Chào các bạn! Vì nhiều lý do từ nay Truyen2U chính thức đổi tên là Truyen247.Pro. Mong các bạn tiếp tục ủng hộ truy cập tên miền mới này nhé! Mãi yêu... ♥

Bölüm 30 |"Son"|

Naruto ve Eli, Sasuke ile konuşmalarına rağmen yardımları bir işe yaramamıştı. Sasuke'nin kalbi o kadar çok acımıştı ki hiçbir şey onu sakinleştirmeye yetmiyordu.

Naruto bu yüzden onu bir otele bırakmıştı. Kuzeni Eli'ye de evine gitmesini söylemişti.

Sasuke için Sakura ile o konuşacaktı. Bir şekilde Sakura'yı ikna etmeye çalışacaktı. Arkadaşının gözleri önünde ruhen ölmesine izin veremezdi.

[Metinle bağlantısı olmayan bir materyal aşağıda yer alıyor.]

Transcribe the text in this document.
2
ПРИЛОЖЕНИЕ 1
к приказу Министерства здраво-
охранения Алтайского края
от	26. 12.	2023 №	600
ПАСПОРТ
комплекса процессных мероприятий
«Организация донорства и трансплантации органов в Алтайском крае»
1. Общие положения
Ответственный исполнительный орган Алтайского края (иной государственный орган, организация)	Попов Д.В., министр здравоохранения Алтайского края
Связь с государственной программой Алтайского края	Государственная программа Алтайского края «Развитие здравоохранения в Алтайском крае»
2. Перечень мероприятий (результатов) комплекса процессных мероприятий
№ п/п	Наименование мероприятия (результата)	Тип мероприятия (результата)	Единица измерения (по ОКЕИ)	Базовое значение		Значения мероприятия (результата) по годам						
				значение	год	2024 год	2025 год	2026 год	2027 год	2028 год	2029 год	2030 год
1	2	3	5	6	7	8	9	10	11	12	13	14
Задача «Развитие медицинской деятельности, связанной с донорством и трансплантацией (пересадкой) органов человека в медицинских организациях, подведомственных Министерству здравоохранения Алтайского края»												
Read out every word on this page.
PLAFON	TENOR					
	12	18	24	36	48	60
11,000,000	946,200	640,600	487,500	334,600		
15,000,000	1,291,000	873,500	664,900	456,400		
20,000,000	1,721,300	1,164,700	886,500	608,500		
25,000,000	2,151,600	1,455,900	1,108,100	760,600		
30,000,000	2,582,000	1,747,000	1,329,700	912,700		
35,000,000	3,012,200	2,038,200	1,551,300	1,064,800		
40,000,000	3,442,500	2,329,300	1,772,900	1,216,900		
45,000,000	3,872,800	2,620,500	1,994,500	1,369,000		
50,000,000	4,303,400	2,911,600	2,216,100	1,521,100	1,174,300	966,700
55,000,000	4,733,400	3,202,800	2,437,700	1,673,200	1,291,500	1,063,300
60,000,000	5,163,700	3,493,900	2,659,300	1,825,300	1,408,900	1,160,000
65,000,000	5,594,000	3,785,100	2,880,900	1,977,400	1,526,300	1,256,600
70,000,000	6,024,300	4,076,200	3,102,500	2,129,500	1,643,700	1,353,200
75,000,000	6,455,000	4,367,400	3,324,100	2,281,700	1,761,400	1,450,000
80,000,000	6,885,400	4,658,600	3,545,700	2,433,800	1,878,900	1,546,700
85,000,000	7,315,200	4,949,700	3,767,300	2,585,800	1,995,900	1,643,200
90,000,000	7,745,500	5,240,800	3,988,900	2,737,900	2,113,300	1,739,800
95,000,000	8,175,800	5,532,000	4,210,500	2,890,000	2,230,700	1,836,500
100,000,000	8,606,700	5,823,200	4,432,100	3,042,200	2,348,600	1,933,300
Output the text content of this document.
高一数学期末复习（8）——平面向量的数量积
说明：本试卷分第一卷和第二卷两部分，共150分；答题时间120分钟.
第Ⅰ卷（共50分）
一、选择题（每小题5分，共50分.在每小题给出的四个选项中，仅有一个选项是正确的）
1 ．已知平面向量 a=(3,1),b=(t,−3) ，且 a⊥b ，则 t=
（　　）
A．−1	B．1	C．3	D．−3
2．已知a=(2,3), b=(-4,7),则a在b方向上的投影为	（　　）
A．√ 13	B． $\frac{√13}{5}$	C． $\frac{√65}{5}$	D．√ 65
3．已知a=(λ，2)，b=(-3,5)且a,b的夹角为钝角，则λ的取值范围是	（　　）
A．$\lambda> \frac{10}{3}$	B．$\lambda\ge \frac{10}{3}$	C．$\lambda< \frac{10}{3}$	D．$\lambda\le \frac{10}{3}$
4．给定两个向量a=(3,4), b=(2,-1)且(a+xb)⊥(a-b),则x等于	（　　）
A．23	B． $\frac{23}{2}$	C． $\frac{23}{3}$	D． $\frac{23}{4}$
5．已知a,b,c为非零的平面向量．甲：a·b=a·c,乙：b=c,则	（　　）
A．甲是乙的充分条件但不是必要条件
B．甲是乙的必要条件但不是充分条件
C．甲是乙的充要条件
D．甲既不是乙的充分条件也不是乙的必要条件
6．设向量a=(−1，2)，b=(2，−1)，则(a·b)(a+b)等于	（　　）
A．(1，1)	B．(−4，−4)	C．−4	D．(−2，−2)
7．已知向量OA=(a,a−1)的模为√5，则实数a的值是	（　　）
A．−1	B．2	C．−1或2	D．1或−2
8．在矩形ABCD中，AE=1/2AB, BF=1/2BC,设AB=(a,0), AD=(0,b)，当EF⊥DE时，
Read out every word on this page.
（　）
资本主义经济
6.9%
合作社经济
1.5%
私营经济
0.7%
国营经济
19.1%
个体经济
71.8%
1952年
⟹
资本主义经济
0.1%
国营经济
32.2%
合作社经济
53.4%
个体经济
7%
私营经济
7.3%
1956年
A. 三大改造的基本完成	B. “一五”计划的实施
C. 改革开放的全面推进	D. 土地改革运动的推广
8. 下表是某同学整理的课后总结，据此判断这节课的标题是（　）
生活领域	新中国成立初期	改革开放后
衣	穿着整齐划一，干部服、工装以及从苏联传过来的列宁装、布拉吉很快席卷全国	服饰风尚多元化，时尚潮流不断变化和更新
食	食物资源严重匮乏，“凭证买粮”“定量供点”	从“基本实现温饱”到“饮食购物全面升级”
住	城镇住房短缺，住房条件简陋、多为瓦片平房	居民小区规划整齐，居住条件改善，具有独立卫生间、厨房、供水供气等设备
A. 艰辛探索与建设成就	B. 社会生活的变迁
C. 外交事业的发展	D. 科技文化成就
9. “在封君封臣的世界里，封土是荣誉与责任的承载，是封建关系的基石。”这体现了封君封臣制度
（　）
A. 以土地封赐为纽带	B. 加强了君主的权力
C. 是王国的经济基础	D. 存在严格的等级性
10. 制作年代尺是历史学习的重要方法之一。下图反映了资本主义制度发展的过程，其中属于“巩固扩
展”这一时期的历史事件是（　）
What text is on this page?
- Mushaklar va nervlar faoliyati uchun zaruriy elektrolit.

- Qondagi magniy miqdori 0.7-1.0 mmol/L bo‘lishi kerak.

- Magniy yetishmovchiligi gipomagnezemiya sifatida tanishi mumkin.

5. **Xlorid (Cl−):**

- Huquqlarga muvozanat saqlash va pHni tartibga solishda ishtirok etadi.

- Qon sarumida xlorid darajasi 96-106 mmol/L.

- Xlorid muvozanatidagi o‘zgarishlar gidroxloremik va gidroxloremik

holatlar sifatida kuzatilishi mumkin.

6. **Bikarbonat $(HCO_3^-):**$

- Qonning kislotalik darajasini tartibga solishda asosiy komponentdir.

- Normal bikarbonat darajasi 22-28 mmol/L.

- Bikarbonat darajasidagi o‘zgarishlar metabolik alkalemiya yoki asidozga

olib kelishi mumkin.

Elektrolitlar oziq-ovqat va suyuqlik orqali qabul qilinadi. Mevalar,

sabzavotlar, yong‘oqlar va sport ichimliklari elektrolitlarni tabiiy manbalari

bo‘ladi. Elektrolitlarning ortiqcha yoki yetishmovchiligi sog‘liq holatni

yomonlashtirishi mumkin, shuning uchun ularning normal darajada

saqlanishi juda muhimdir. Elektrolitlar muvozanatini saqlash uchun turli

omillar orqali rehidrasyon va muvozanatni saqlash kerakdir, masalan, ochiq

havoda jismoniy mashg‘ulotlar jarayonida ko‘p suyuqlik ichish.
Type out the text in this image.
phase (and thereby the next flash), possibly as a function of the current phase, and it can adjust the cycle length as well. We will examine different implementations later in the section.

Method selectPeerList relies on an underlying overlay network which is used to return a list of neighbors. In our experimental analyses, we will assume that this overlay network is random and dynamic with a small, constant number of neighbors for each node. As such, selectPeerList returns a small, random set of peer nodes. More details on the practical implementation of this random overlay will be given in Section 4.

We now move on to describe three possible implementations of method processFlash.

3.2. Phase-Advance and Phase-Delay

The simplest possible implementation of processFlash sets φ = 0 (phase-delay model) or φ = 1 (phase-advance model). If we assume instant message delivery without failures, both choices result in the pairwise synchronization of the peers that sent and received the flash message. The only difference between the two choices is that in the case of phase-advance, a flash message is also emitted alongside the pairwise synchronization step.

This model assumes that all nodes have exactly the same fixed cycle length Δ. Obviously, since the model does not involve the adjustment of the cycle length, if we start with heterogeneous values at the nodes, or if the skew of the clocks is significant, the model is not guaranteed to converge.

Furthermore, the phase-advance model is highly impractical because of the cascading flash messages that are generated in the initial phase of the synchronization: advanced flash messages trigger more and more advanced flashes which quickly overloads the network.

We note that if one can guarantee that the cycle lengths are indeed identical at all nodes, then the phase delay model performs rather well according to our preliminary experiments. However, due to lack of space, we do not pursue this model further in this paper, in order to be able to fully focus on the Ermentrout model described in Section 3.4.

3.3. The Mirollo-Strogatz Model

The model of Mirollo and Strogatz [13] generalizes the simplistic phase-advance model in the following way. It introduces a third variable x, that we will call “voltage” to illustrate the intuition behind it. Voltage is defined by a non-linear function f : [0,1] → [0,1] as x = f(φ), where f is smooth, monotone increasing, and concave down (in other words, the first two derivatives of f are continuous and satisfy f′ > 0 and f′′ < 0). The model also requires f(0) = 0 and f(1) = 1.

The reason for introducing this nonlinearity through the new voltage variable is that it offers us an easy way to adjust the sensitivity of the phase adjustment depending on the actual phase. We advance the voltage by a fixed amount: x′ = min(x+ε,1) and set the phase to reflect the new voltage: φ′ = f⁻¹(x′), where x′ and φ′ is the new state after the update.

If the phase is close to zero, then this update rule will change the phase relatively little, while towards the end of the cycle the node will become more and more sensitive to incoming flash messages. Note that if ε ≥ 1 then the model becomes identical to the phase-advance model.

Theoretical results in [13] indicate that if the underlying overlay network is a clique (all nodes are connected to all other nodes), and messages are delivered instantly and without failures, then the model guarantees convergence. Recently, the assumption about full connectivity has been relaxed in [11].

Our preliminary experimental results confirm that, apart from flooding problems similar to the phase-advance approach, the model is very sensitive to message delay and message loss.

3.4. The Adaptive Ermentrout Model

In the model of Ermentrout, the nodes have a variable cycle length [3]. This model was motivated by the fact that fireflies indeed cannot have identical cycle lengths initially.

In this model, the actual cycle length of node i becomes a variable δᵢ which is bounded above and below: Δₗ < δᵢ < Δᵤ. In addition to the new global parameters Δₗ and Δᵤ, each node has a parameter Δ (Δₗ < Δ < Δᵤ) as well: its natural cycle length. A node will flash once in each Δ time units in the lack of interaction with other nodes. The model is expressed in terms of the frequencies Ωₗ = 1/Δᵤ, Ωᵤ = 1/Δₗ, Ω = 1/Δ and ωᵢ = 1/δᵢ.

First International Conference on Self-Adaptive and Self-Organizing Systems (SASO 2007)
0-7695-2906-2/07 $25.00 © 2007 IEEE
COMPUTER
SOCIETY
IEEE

Elini kapının kulpuna koyup ileriye itti ve içeride sadece çalışanların bulunduğu pastaneye girdi.

Kasada paraları sayan Sakura, Naruto'yu gördüğünde fazla şaşırmadı ancak öfkelendi.

Kasadan ayrılıp olduğu gibi Naruto'yu kolundan çekiştirerek pastanenin dışına çıkardı.

"Sasuke ile ilgili konuşmaya geldiysen eğer boşuna geldin. Ben artık Sasuke ile ilgilenmiyorum. O benim için bitti. Sasuke diye birini tanımıyorum."

"Sakura chan, hiçbir halt bilmiyorsun-"

"Sen de Sasuke gibi pisliğin tekisin. Onunla birlikte arkamdan iş çevirdin. Sana da güvenip arkadaşım dedim fakat senden arkadaş olmazmış. Sizden düşman bile olmaz."

"O seni ko-"

"Artık sizi ve yalanlarınızı daha fazla dinlemek istemiyorum. Defolup gidin buradan. Huzurumu kaçırmayın."

Sakura, Naruto'yu da dinlemek istemiyordu ve tıpkı Sasuke de yaptığı gibi şimdi de Naruto'yu bir başına bırakıp pastaneye girmişti.

Naruto, ne derse desin, Sakura'nın kendisini dinlemeyeceğini bildiği için daha fazla üzerine gidemezdi. Anlatmak istese bile Sakura onun lafını bölecekti ve konuşmasına fırsat vermeyecekti.

Naruto iç çekip arkasına döndü ve kiraz ağaçlarının hakim olduğu ırmak kenarında yürüdü.

Koca otel odasında sadece Sasuke ve duvarda ki tik tak seslerinin sahibi saat vardı.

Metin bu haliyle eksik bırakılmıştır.